Dixième nuit, 3 — Grange-aux-Belles

Sur la passerelle de la Grange-aux-Belles, en sortant de l’Hôtel du Nord. Je veux quelques images, pour moi, pour me souvenir, et puis pour illustrer la note. Je cherche un point de vue.

Il est là, quelques marches plus haut, avec une bouteille de bière, son pote et deux verres. Est-ce que j’ai une clope ? Un sourire. Non, malheureusement, je suis désolé.

Il ne veut pas que je dise ça. Il me serre la main, parce que je n’ai jamais commencé. Cherche ses mots. Il ne connaît pas le dictionnaire par coeur. Il m’encourage, il me félicite, parce que je n’ai jamais fumé. Il est sincère, il parle avec ses yeux et son coeur. Comment tu t’appelles ? Youssef, ou Joseph. C’est pareil. Oui, c’est pareil. Et lui c’est Karim. Salut.

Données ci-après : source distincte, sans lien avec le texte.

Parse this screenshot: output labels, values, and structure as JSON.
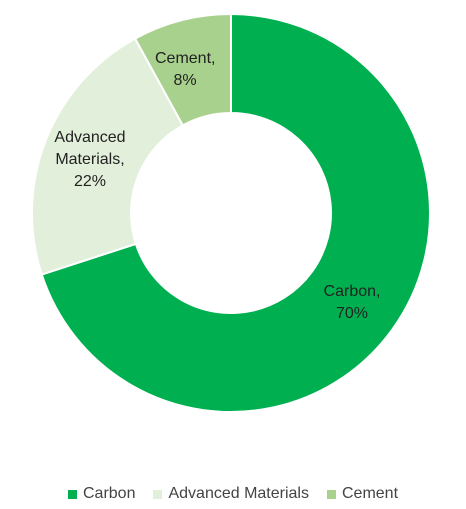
{
  "chart_data": {
    "type": "donut",
    "categories": [
      "Carbon",
      "Advanced Materials",
      "Cement"
    ],
    "values": [
      70,
      22,
      8
    ],
    "value_labels": [
      "Carbon, 70%",
      "Advanced Materials, 22%",
      "Cement, 8%"
    ],
    "colors": [
      "#00b050",
      "#e2efda",
      "#a9d18e"
    ],
    "legend": "bottom"
  }
}
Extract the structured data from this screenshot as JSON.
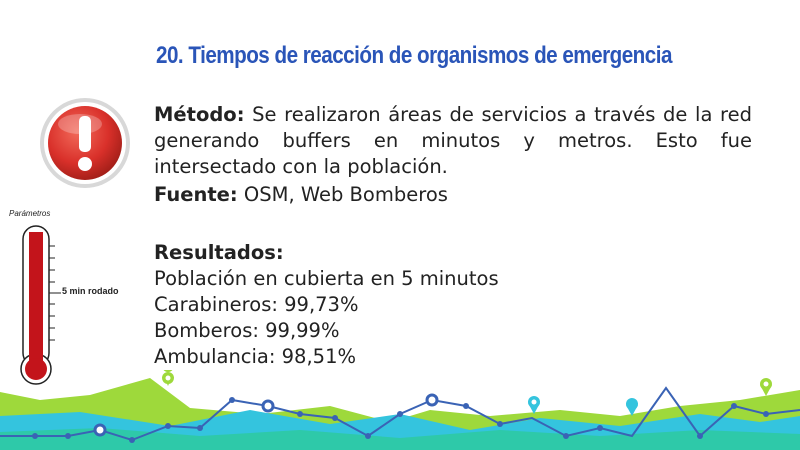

Youssef, il connaît bien les gens du campement, même si lui il est hébergé. Maintenant. Il ne sait pas pourquoi, dès qu’un journaliste passe dans le coin, c’est pour sa pomme. Pourtant il ne veut pas se mettre en avant. Il ne veut pas parasiter la comm’ de l’événement… Et puis, pudique, il en a marre de raconter son parcours.

Mais moi je ne viens pas pour le boulot. Juste pour moi, juste pour voir, parce que j’habite dans le quartier. Je ne sais pas vraiment ce que je pourrais faire. À son avis, pas grand’chose. Alors je viens voir. Si je ne peux pas faire autre chose, au moins j’aurai été témoin.

Je lui parle des belles promesses selon lesquelles cela n’existera plus d’ici quelques mois. S’il veut mon avis, c’est de la foutaise. Ça le fait rire quand je dis ça.

Allez, je vais faire quelques clichés avant de rentrer.

Salut, Youssef. Merci.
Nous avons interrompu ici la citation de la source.